At high power, the glandular proliferation is replacing the mucosal surface, and the lamina propria appears less prominent as the neoplastic glands become crowded in some fields. Focus on a high power view of the neoplastic proliferation adjacent to normal colonic glands. While Goblet cells and absorptive cells are readily apparent in the normal field, these specializations appear lost in the neoplastic proliferation. The neoplastic glands show nuclear hyperchromasia with coarse chromatin, cellular stratification (the cells appear to 'pile up' on one another), and increased mitotic activity, including at the luminal surface. These features of dysplasia define an adenomatous polyp and indicate that the acquisition of mutations has occurred over time.

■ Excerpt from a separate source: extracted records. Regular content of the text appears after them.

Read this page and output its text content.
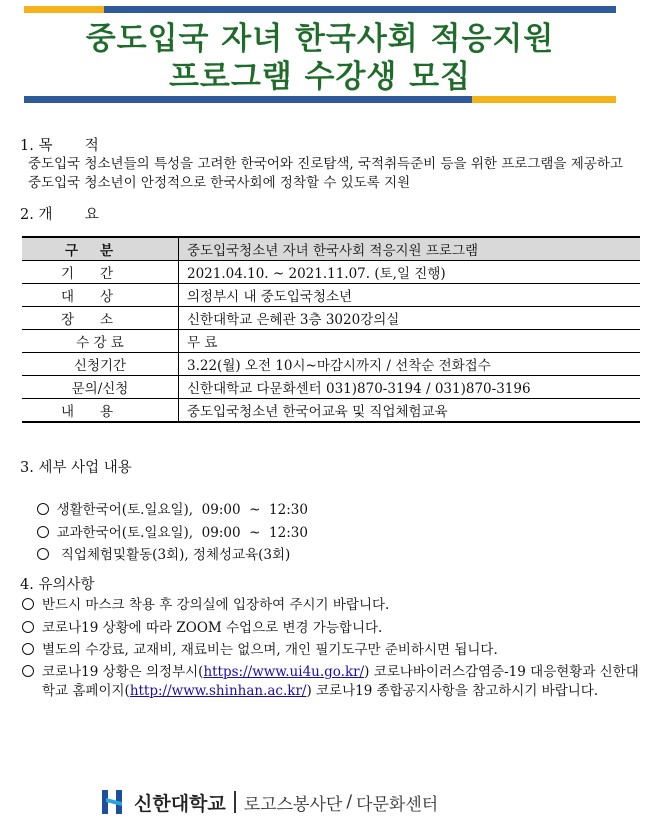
중도입국 자녀 한국사회 적응지원
프로그램 수강생 모집
1. 목       적
중도입국 청소년들의 특성을 고려한 한국어와 진로탐색, 국적취득준비 등을 위한 프로그램을 제공하고 중도입국 청소년이 안정적으로 한국사회에 정착할 수 있도록 지원
2. 개       요
구분	중도입국청소년 자녀 한국사회 적응지원 프로그램
기간	2021.04.10. ~ 2021.11.07. (토,일 진행)
대상	의정부시 내 중도입국청소년
장소	신한대학교 은혜관 3층 3020강의실
수 강 료	무 료
신청기간	3.22(월) 오전 10시~마감시까지 / 선착순 전화접수
문의/신청	신한대학교 다문화센터 031)870-3194 / 031)870-3196
내용	중도입국청소년 한국어교육 및 직업체험교육
3. 세부 사업 내용

생활한국어(토.일요일),  09:00  ~  12:30

교과한국어(토.일요일),  09:00  ~  12:30

직업체험및활동(3회), 정체성교육(3회)

4. 유의사항
반드시 마스크 착용 후 강의실에 입장하여 주시기 바랍니다.
코로나19 상황에 따라 ZOOM 수업으로 변경 가능합니다.
별도의 수강료, 교재비, 재료비는 없으며, 개인 필기도구만 준비하시면 됩니다.
코로나19 상황은 의정부시(https://www.ui4u.go.kr/) 코로나바이러스감염증-19 대응현황과 신한대학교 홈페이지(http://www.shinhan.ac.kr/) 코로나19 종합공지사항을 참고하시기 바랍니다.
신한대학교 로고스봉사단 / 다문화센터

Now examine the distal-most stalk area/base of the polyp at medium-high magnification. Muscularis mucosae is present underneath the normal mucosa on either side; follow the muscularis mucosae from one normal side as it tracks toward the neoplastic proliferation. At some point, on both sides of the stalk, the muscularis mucosae is no longer apparent, and neoplastic glands are present instead. On the left side of the stalk, neoplastic glands are found directly under the intact muscularis mucosae, and are also in continuity with the primary neoplastic proliferation.
Question: What process is occurring in this neoplastic polyp at its base?
Question: What is your definitive diagnosis for the collective pathology on this slide?